WINSTON-SALEM, N. C. — Medical marijuana has long been touted for its ability to help people suffering from glaucoma, epilepsy, or even cancer, but in recent years, many users have turned to it for general pain relief. In fact, one recent study found the vast majority of NFL players believe cannabis should be legalized because of its benefits for aches and pains. Now, new research warns that almost all marijuana products found at dispensaries likely may be far too dangerous for those who are using it to reduce pain.
Researchers at the Wake Forest School of Medicine say that more than 90% of legal marijuana products for sale at dispensaries in the U.S. are much too strong than what doctors suggest for chronic pain relief.
“We know that high-potency products should not have a place in the medical realm because of the high risk of developing cannabis-use disorders, which are related to exposure to high THC-content products,” says lead author Dr. Alfonso Edgar Romero-Sandoval, an associate professor of anesthesiology at Wake Forest School of Medicine, in a statement. “Several earlier studies showed that levels of up to 5% tetrahydrocannabinol (THC) – the main psychoactive compound in marijuana that provides pain relief as well as intoxication – were sufficient to reduce chronic pain with minimal side effects.”
Dr. Romero-Sandoval and his team wanted to evaluate advertised THC and cannabidiol (CBD) content in legal cannabis products and compare their potency to that of products offered at medical and recreational dispensaries. The two compounds offer pain relief and other positive effects without intoxication. For the study, researchers compared the concentrations between or within nine states: California, Colorado, Maine, Massachusetts, New Hampshire, New Mexico, Rhode Island, Vermont, and Washington. In all, the researchers sampled 8,505 cannabis products in 653 dispensaries.
They found that the majority of the products offered in medical dispensaries in the study contained more than 10% THC, with many over 15%, which is congruent to what recreational dispensaries offer. Romero-Sandoval says that because 60% to 80% of people who use medical marijuana are taking it for pain relief, the majority of medical marijuana users aren’t getting their desired effects.
He warns that the higher the concentration of THC, the higher the risk for developing dependency and tolerance faster. Users are then forced to take progressively higher concentrations to get the same pain relief effects.

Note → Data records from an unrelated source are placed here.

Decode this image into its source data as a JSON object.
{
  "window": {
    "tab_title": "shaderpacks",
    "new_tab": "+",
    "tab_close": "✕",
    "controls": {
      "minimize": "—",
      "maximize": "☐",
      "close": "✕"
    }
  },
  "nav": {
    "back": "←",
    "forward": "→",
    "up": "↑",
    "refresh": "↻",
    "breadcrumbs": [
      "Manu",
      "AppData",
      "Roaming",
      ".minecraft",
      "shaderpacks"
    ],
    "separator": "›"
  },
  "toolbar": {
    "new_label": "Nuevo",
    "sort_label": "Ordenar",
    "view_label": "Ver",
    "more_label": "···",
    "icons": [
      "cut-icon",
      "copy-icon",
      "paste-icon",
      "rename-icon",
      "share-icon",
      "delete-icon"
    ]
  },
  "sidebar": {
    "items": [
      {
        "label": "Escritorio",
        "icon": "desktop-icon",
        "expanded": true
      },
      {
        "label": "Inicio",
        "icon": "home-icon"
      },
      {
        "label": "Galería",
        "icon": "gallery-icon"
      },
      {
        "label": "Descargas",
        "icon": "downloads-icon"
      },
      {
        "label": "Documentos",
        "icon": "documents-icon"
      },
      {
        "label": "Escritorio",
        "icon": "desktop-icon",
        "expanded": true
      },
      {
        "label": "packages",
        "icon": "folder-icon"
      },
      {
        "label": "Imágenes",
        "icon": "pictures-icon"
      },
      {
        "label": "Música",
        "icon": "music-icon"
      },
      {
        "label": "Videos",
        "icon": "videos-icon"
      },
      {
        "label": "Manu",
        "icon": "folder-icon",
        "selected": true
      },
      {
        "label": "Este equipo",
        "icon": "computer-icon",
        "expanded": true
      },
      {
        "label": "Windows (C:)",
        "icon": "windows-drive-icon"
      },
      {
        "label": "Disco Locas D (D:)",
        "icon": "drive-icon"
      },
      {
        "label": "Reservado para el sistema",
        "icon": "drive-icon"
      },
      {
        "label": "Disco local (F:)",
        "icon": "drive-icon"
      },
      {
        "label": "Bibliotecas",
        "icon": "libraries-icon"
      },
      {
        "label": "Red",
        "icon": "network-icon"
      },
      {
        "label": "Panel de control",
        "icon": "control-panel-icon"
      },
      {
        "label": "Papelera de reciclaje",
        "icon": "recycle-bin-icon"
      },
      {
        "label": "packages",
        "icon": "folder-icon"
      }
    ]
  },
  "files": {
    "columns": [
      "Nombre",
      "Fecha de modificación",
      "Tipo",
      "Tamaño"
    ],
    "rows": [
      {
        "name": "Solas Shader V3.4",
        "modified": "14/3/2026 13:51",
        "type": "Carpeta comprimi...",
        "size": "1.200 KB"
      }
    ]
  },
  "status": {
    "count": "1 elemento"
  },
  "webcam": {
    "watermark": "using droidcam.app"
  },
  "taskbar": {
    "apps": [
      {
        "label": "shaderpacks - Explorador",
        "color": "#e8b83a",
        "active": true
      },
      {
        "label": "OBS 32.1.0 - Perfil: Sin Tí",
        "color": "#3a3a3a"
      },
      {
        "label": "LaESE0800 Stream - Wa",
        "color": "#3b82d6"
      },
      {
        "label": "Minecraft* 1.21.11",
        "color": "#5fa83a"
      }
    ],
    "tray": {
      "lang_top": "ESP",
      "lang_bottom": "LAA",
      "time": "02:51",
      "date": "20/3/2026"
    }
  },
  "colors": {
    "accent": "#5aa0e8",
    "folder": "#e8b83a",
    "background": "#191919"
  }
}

“It can become a vicious cycle,” says Romero-Sandoval. “Better regulation of the potency of medical marijuana products is critical. The FDA regulates the level of over-the-counter pain medications such as ibuprofen that have dose-specific side effects, so why don’t we have policies and regulations for cannabis, something that is far more dangerous?”
The study is published in the journal PLOS ONE.